Metadata (<head>)

Metadata (<head>)
Prev	Chapter 4. Patterns and Structures Common to All TAN Encoding Formats	Next

Metadata (`<head>`)

No matter how much one TAN format differs from another, the metadata are quite similar. Anyone getting a TAN file, no matter its class or type, is assumed to want to know, and therefore find easily and predictably, the following:

the stable name of the file;
its version;
its sources;
other files upon which it depends or otherwise have an important relationship;
the most significant parts of the editorial history;
the linguistic or scholarly conventions that have been adopted in creating and editing the data;
the license, i.e., who holds what rights to the data, and what kind of reuse is allowed.
the persons, organizations, or entities that helped create the data, and the roles played by each.
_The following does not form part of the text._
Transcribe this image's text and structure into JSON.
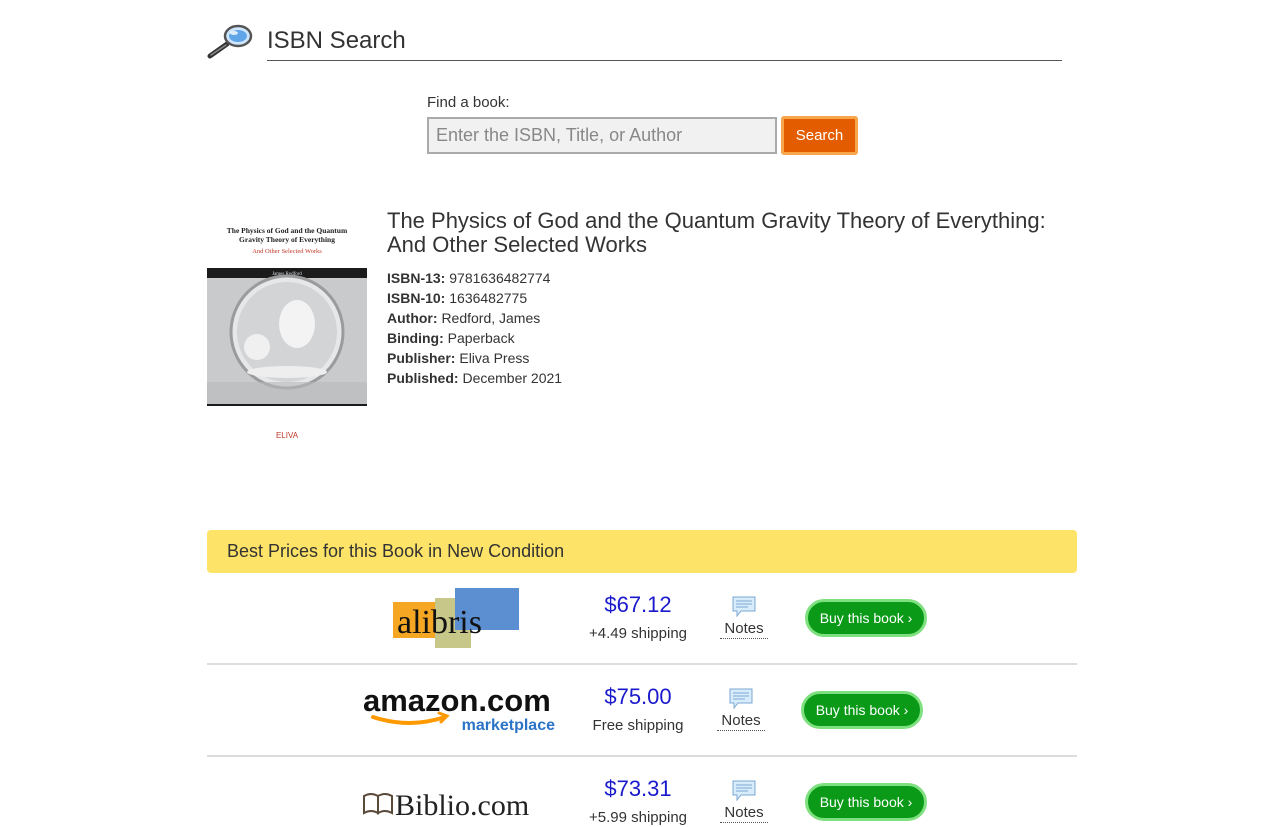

To answer these questions completely, consistently, and predictably the <head>, a mandatory child of the root element, takes a common pattern across all TAN formats, thus allowing anyone to work easily and predictably across large numbers and types of TAN files. The TAN <head>, intended to be concise and focused, compels you to provide metadata for the data that is governed by <body>, but it does not accommodate metadata for the metadata. That is, your metadata should focus on the data itself and not other things. For example, <head> requires you name the people who helped create or edit the data, but you are not expected to tell us about them. You merely refer through <IRI> to other authoritative sources that can provide background information.

	Note
	The principles above explain why the TEI extension of TAN requires two heads, one for TEI and the other for TAN. Because of its design principles, the `<teiHeader>` is impossible to map onto a TAN `<head>`. But that `<teiHeader>` has valuable, sometimes critically important, information, and should be retained. Or it may be left empty.
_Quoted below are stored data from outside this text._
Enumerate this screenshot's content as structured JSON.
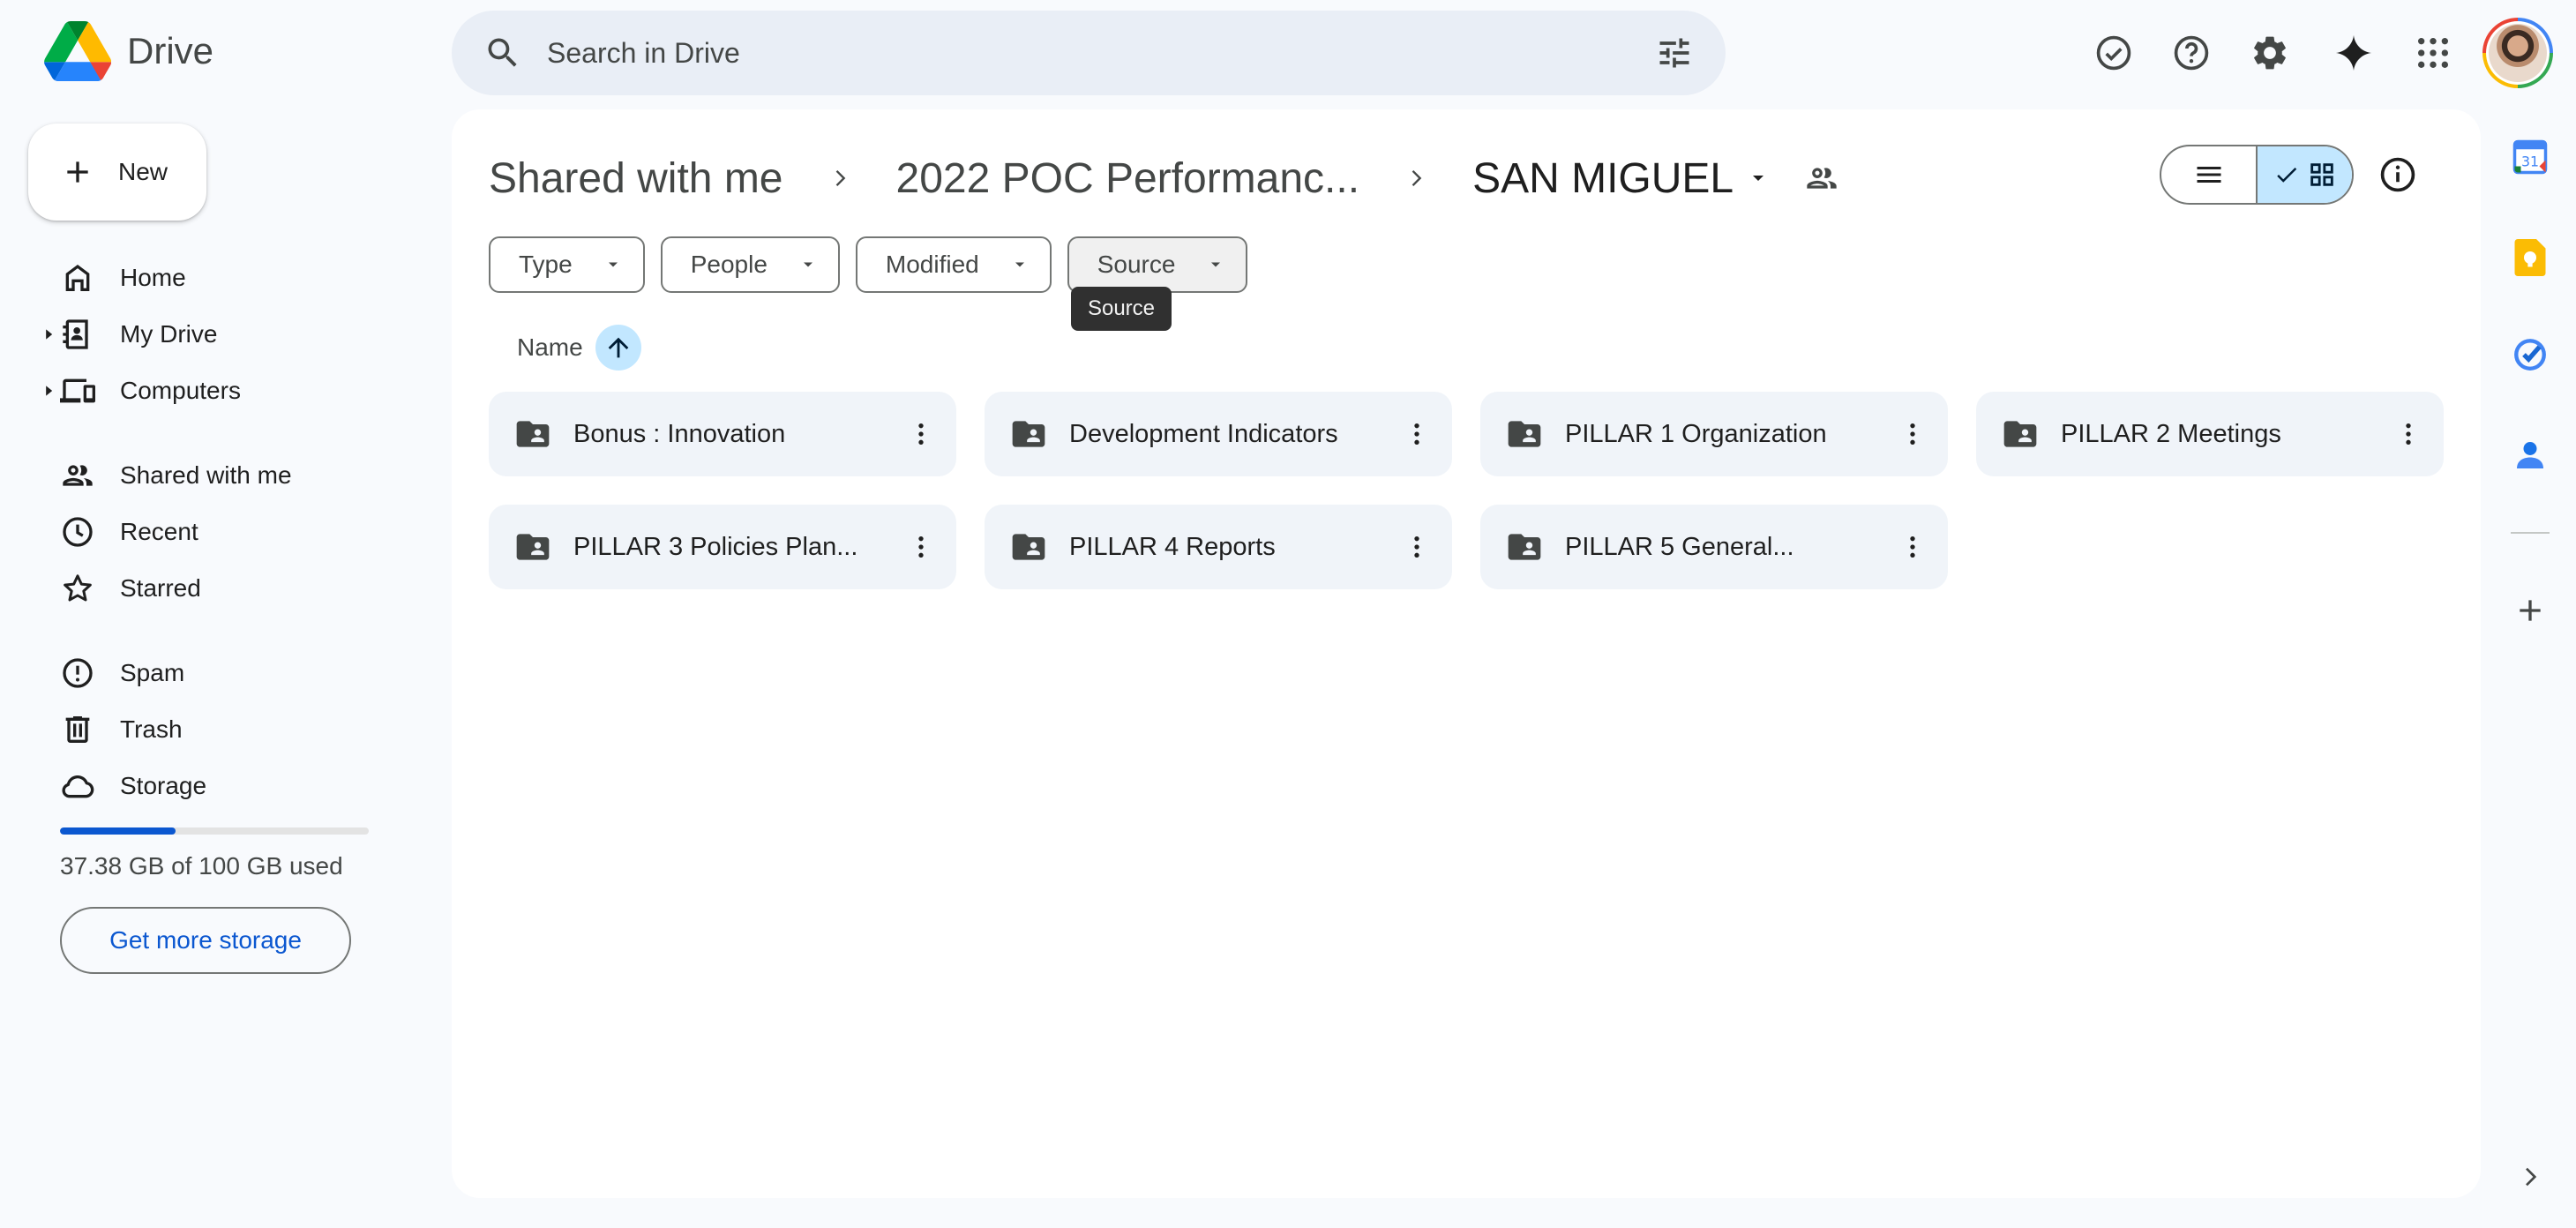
{
  "app": {
    "name": "Drive"
  },
  "search": {
    "placeholder": "Search in Drive"
  },
  "sidebar": {
    "new_label": "New",
    "items": [
      {
        "label": "Home"
      },
      {
        "label": "My Drive"
      },
      {
        "label": "Computers"
      },
      {
        "label": "Shared with me"
      },
      {
        "label": "Recent"
      },
      {
        "label": "Starred"
      },
      {
        "label": "Spam"
      },
      {
        "label": "Trash"
      },
      {
        "label": "Storage"
      }
    ],
    "storage": {
      "used_text": "37.38 GB of 100 GB used",
      "used_fraction": 0.3738,
      "cta": "Get more storage"
    }
  },
  "breadcrumb": {
    "items": [
      "Shared with me",
      "2022 POC Performanc..."
    ],
    "current": "SAN MIGUEL"
  },
  "filters": [
    "Type",
    "People",
    "Modified",
    "Source"
  ],
  "tooltip": "Source",
  "sort": {
    "label": "Name"
  },
  "folders": [
    "Bonus : Innovation",
    "Development Indicators",
    "PILLAR 1 Organization",
    "PILLAR 2 Meetings",
    "PILLAR 3 Policies Plan...",
    "PILLAR 4 Reports",
    "PILLAR 5 General..."
  ],
  "colors": {
    "accent": "#0b57d0",
    "selected": "#c2e7ff",
    "surface": "#f8fafd",
    "card": "#f0f4f9"
  }
}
Detailed descriptions of <head> and its components are in Chapter 8, TAN patterns, elements, and attributes defined. Here we provide a summary, general description of TAN metadata.

To describe the current file, <head> takes one or more <name>s, zero or more <desc>s and <master-location>s, and one <rights-excluding-sources>.

Next come a list of files upon which the file depends: zero or more <inclusion>s, zero or more <key>s, zero or more <source>s, and zero or more <see-also>s.

All editorial assumptions are placed in <declarations>, whose contents differ from one TAN format to the next.

Finally comes the responsibility section stating who did what when: one or more <agent>s, <role>s, and <change>s, and zero or more <agentrole>s.

Rights and Licenses

Two TAN elements cover rights and licenses: <rights-excluding-sources> (mandatory in every TAN file) and <rights-source-only> (optional, and never allowed in class 2 files, because a statement on rights is required in each source). The first element covers the work specific to a given TAN file. The second pertains to the rights for the sources. The distinction is important, and helpful. It is much easier for you to decide and state the rights and license behind your own work than to do so for that of others. Declaring who holds what rights over your source(s) may be not only difficult but risky, and is therefore optional (see below).

As an editor, you are strongly encouraged in the <desc> element of <rights-excluding-sources> to emphasize the distinction between the rights you have over your data and the rights held by others over your source, for the benefit of those who may not be familiar with the TAN format. A statement something like this is recommended: <desc>The data in this file, only insofar as it constitutes an independent work, is licensed exclusive of any licenses held by parties over the source or sources listed below.</desc>

When using a TAN file, you should investigate the entire chain of rights. If you find a discrepancy between the two licenses—that of a TAN file and that of its sources—you should respect the more restrictive license. If a TAN file has a very liberal, open license for the data, this does not necessarily mean that the material upon which it depends is in the public domain. The TAN file's source may be under tight restrictions.

It is recommended that you not declare who own what rights over your source unless you are quite certain. Copyright laws differ from one country to another, and they change. A source may be protected by copyright in one place and simultaneously be in the public domain in another. (At the time of this writing, dozens of scholarly editions of ancient texts are in the public domain in Germany, where copyright of a new edition lasts forty years, but not in the U.S. or Canada, where there is no explicit legislation on this issue.) Some copyright statements in books are false, or cannot be proven. Some persons or entities who claim rights over a source may have no legal basis for the claim, at least in some jurisdictions. Furthermore, if you mischaracterize the rights that are held over a source, you may be held liable by a putative rights holder. It is safer to use the <IRI> of <source> (described below) to point the user to a publisher or some other entitiy that has greater authority and specificity about who owns what rights.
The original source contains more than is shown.